Я узнал, что дело решилось не в мою пользу. К кому прибегнуть? Кого просить? Я вспомнил великого мужа, открывшего во мне делателя фальшивых ассигнаций. «Может быть, – подумал я, – он тронулся тою несправедливостию, которую я потерпел от него и скажет хоть слово в мою защиту!»

Я отправился к моему благодетелю. Он по-прежнему сидел в своих креслах, перевесив подбородок чрез туго подтянутый галстук; по-прежнему заводил глаза, пил чай и курил трубку.

Я объяснил ему мое дело сколько можно понятнее – но я по глазам его видел, что он ничего не понял, – слова его подтвердили мое замечание. По своей привычке во всяком деле видеть не самое дело, но то, что нимало не относилось к делу, он сказал мне:

– То-то и есть, молодой человек, – жить бы смирно, не заводить споров…

– Да я разве начал тяжбу, Ваше превосходительство?

– Да хоть и не вы, а все бы лучше быть смирнее – я знаю, что вы напитаны очень дурными правилами, – дурно, молодой человек, право дурно – я вам советую…

– Но помилуйте, Ваше превосходительство, – объяснят ли мне раз в жизни, в чем состоят мои дурные правила? Вы сами знаете, есть ли один поступок в моей жизни, который бы можно было растолковать в худую сторону, выговорил ли я хоть слово…

– Вы хотя и ничего не говорите, – сказал великий муж, поднимаясь с кресел и подходя ко мне, – но вы питаете в себе злонамеренные желания – я это знаю, сударь, знаю…

– Уверяю вас, – отвечал я почти сквозь слезы, – уверяю вас, что все мои желания ограничиваются одним: чтобы мне оставили хоть суму идти по миру…

– Что это вы говорите, сударь? Как вы смеете даже при мне говорить эдакие речи? Вот видите ли, вы сами себя оказываете, что вы такое? Кто же хочет отнять у вас суму?…

– Мой противник поклялся, что он не оставит мне даже сумы идти по миру – и дал денег и судье, и заседателям, и секретарю – вот кто отнимает у меня суму.

– А! хорошо, сударь, – это донос: ваш противник дал денег судье, заседателям и секретарю – пожалуйте мне это на бумаге – мы нарядим следствие…

– О, Бога ради, Ваше превосходительство, не наряжайте следствия – тогда я погиб совершенно…

– Это отчего?

– Для следствия необходимы доказательства, а я не имею никаких…

– Никаких доказательств, сударь!
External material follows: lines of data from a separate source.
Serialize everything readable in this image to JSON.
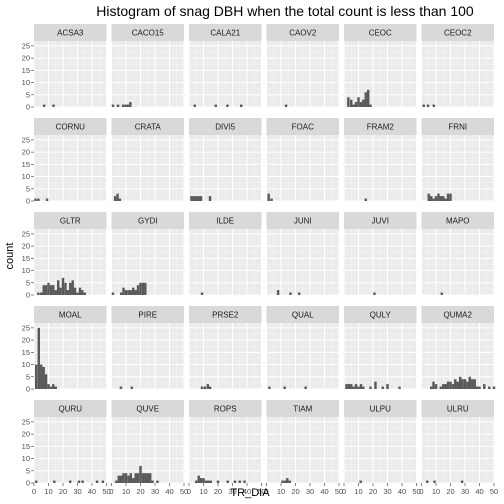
{
  "chart_data": {
    "type": "bar",
    "title": "Histogram of snag DBH when the total count is less than 100",
    "xlabel": "TR_DIA",
    "ylabel": "count",
    "xlim": [
      0,
      50
    ],
    "ylim": [
      0,
      27
    ],
    "x_ticks": [
      0,
      10,
      20,
      30,
      40,
      50
    ],
    "y_ticks": [
      0,
      5,
      10,
      15,
      20,
      25
    ],
    "bin_width": 1.67,
    "grid": true,
    "facets": [
      {
        "name": "ACSA3",
        "bars": [
          [
            7,
            1
          ],
          [
            13.5,
            1
          ]
        ]
      },
      {
        "name": "CACO15",
        "bars": [
          [
            1,
            1
          ],
          [
            4.5,
            1
          ],
          [
            8,
            1
          ],
          [
            9.7,
            1
          ],
          [
            11.3,
            1
          ],
          [
            13,
            2
          ]
        ]
      },
      {
        "name": "CALA21",
        "bars": [
          [
            4,
            1
          ],
          [
            18.5,
            1
          ],
          [
            26.5,
            1
          ],
          [
            36,
            1
          ]
        ]
      },
      {
        "name": "CAOV2",
        "bars": [
          [
            13.5,
            1
          ]
        ]
      },
      {
        "name": "CEOC",
        "bars": [
          [
            3,
            4
          ],
          [
            5,
            3
          ],
          [
            6.7,
            1
          ],
          [
            8.3,
            2
          ],
          [
            10,
            4
          ],
          [
            11.7,
            2
          ],
          [
            13.3,
            3
          ],
          [
            15,
            6
          ],
          [
            16.7,
            7
          ],
          [
            18.3,
            1
          ]
        ]
      },
      {
        "name": "CEOC2",
        "bars": [
          [
            1.5,
            1
          ],
          [
            4.5,
            1
          ],
          [
            8.5,
            1
          ]
        ]
      },
      {
        "name": "CORNU",
        "bars": [
          [
            1,
            1
          ],
          [
            3,
            1
          ],
          [
            9,
            1
          ]
        ]
      },
      {
        "name": "CRATA",
        "bars": [
          [
            2.5,
            2
          ],
          [
            4.2,
            3
          ],
          [
            5.8,
            1
          ]
        ]
      },
      {
        "name": "DIVI5",
        "bars": [
          [
            1.7,
            2
          ],
          [
            3.3,
            2
          ],
          [
            5,
            2
          ],
          [
            6.7,
            2
          ],
          [
            8.3,
            2
          ],
          [
            14.5,
            2
          ]
        ]
      },
      {
        "name": "FOAC",
        "bars": [
          [
            1.5,
            3
          ],
          [
            3.5,
            1
          ]
        ]
      },
      {
        "name": "FRAM2",
        "bars": [
          [
            15,
            1
          ]
        ]
      },
      {
        "name": "FRNI",
        "bars": [
          [
            5,
            3
          ],
          [
            6.7,
            2
          ],
          [
            8.3,
            1
          ],
          [
            10,
            2
          ],
          [
            11.7,
            3
          ],
          [
            13.3,
            2
          ],
          [
            15,
            2
          ],
          [
            16.7,
            1
          ],
          [
            18.3,
            3
          ],
          [
            20,
            3
          ]
        ]
      },
      {
        "name": "GLTR",
        "bars": [
          [
            3,
            1
          ],
          [
            5,
            1
          ],
          [
            6.7,
            4
          ],
          [
            8.3,
            4
          ],
          [
            10,
            5
          ],
          [
            11.7,
            4
          ],
          [
            13.3,
            4
          ],
          [
            15,
            2
          ],
          [
            16.7,
            6
          ],
          [
            18.3,
            3
          ],
          [
            20,
            7
          ],
          [
            21.7,
            5
          ],
          [
            23.3,
            2
          ],
          [
            25,
            5
          ],
          [
            26.7,
            6
          ],
          [
            28.3,
            3
          ],
          [
            30,
            1
          ],
          [
            31.7,
            3
          ],
          [
            33.3,
            2
          ],
          [
            35,
            1
          ]
        ]
      },
      {
        "name": "GYDI",
        "bars": [
          [
            1,
            1
          ],
          [
            6.7,
            1
          ],
          [
            8.3,
            3
          ],
          [
            10,
            2
          ],
          [
            11.7,
            2
          ],
          [
            13.3,
            2
          ],
          [
            15,
            3
          ],
          [
            16.7,
            2
          ],
          [
            18.3,
            4
          ],
          [
            20,
            5
          ],
          [
            21.7,
            5
          ],
          [
            23.3,
            5
          ]
        ]
      },
      {
        "name": "ILDE",
        "bars": [
          [
            9,
            1
          ]
        ]
      },
      {
        "name": "JUNI",
        "bars": [
          [
            8,
            2
          ],
          [
            16.5,
            1
          ],
          [
            22.5,
            1
          ]
        ]
      },
      {
        "name": "JUVI",
        "bars": [
          [
            21,
            1
          ]
        ]
      },
      {
        "name": "MAPO",
        "bars": [
          [
            14,
            1
          ]
        ]
      },
      {
        "name": "MOAL",
        "bars": [
          [
            1.5,
            10
          ],
          [
            3.3,
            25
          ],
          [
            5,
            10
          ],
          [
            6.7,
            9
          ],
          [
            8.3,
            6
          ],
          [
            10,
            2
          ],
          [
            11.7,
            1
          ],
          [
            13.3,
            2
          ],
          [
            15,
            1
          ]
        ]
      },
      {
        "name": "PIRE",
        "bars": [
          [
            6.5,
            1
          ],
          [
            14,
            1
          ]
        ]
      },
      {
        "name": "PRSE2",
        "bars": [
          [
            9,
            1
          ],
          [
            11,
            1
          ],
          [
            13,
            2
          ],
          [
            14.5,
            1
          ]
        ]
      },
      {
        "name": "QUAL",
        "bars": [
          [
            2,
            1
          ],
          [
            12.5,
            1
          ],
          [
            27,
            1
          ]
        ]
      },
      {
        "name": "QULY",
        "bars": [
          [
            1.7,
            2
          ],
          [
            3.3,
            2
          ],
          [
            5,
            2
          ],
          [
            6.7,
            1
          ],
          [
            8.3,
            2
          ],
          [
            10,
            1
          ],
          [
            11.7,
            2
          ],
          [
            13.3,
            1
          ],
          [
            18.3,
            1
          ],
          [
            21.7,
            3
          ],
          [
            26.7,
            1
          ],
          [
            30,
            2
          ],
          [
            38.3,
            1
          ]
        ]
      },
      {
        "name": "QUMA2",
        "bars": [
          [
            6.7,
            1
          ],
          [
            8.3,
            3
          ],
          [
            10,
            2
          ],
          [
            13.3,
            1
          ],
          [
            15,
            2
          ],
          [
            16.7,
            2
          ],
          [
            18.3,
            3
          ],
          [
            20,
            3
          ],
          [
            21.7,
            2
          ],
          [
            23.3,
            4
          ],
          [
            25,
            3
          ],
          [
            26.7,
            5
          ],
          [
            28.3,
            4
          ],
          [
            30,
            4
          ],
          [
            31.7,
            3
          ],
          [
            33.3,
            5
          ],
          [
            35,
            4
          ],
          [
            36.7,
            4
          ],
          [
            38.3,
            1
          ],
          [
            40,
            1
          ],
          [
            43.3,
            2
          ],
          [
            46.7,
            1
          ],
          [
            50,
            1
          ]
        ]
      },
      {
        "name": "QURU",
        "bars": [
          [
            1.5,
            1
          ],
          [
            14,
            1
          ],
          [
            25,
            1
          ],
          [
            31,
            1
          ],
          [
            33.5,
            1
          ],
          [
            43.5,
            1
          ],
          [
            47.5,
            1
          ]
        ]
      },
      {
        "name": "QUVE",
        "bars": [
          [
            3.3,
            1
          ],
          [
            5,
            3
          ],
          [
            6.7,
            3
          ],
          [
            8.3,
            4
          ],
          [
            10,
            4
          ],
          [
            11.7,
            3
          ],
          [
            13.3,
            4
          ],
          [
            15,
            2
          ],
          [
            16.7,
            4
          ],
          [
            18.3,
            4
          ],
          [
            20,
            7
          ],
          [
            21.7,
            4
          ],
          [
            23.3,
            4
          ],
          [
            25,
            4
          ],
          [
            26.7,
            4
          ],
          [
            28.3,
            1
          ],
          [
            31.7,
            1
          ]
        ]
      },
      {
        "name": "ROPS",
        "bars": [
          [
            5,
            1
          ],
          [
            6.7,
            3
          ],
          [
            8.3,
            2
          ],
          [
            10,
            2
          ],
          [
            11.7,
            1
          ],
          [
            13.3,
            1
          ],
          [
            15,
            1
          ],
          [
            20,
            1
          ],
          [
            26.7,
            1
          ],
          [
            31.7,
            1
          ],
          [
            35,
            1
          ],
          [
            38.3,
            1
          ]
        ]
      },
      {
        "name": "TIAM",
        "bars": [
          [
            11,
            1
          ],
          [
            12.7,
            1
          ],
          [
            14.3,
            2
          ],
          [
            16,
            1
          ]
        ]
      },
      {
        "name": "ULPU",
        "bars": [
          [
            11.5,
            1
          ]
        ]
      },
      {
        "name": "ULRU",
        "bars": [
          [
            4,
            1
          ],
          [
            9,
            1
          ],
          [
            28,
            1
          ]
        ]
      }
    ]
  }
}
Как же вы смеете обвинять почтенных людей, заслуженных и без доказательства… ведь они, сударь, не какие-нибудь студенты, а один из них коллежский советник * , другой коллежский ассесор * – люди почтенные, заслуженные… понимаете вы это?…

– Но я знаю…

– А я также знаю, милостивый государь, – что вы не должны впредь ко мне на глаза являться – вот чему их учат в университетах… Да повторяю вам – будьте осторожны – за вами наблюдает начальство… вы человек беспокойный…

Я вышел.

– Кто? Иван Никифорович? он прекраснейший человек – предобрый!

– Да в чем же доброта его?

– Как в чем же? Недавно как он поссорился с Богданом Федоровичем – уж чего этот ему на насказал, что ж ты думаешь – небось Иван Никиф<орович> перестал к нему ездить? ничего не бывало – ездит чаще прежнего. Вот уж истинно добродетельная душа.

<6>

Я бывало спрашивал у бабушки: что такое смерть? откуда берутся люди при рождении? что такое душа? Бабушка мне отвечала очень рассудительно, что эти материи мне не по летам и что гораздо для меня полезнее учить французские вокабулы, что я спрашиваю это потому, что мне хочется попасть во взрослые и что я все это узнаю с летами. Это замечание произвело во мне великое благоговение к взрослым: «Они все это знают, – думал я, – а я не знаю. Вот вырасту – узнаю». Иногда я повторял мои вопросы земскому заседателю, приезжавшему к нам за годовою сборщиною, а иногда и у самого г. исправника. Все эти люди улыбались при моих вопросах, а я себе ломал голову над тем, отчего они знают, чего я не знаю; а если знают, то отчего не расскажут.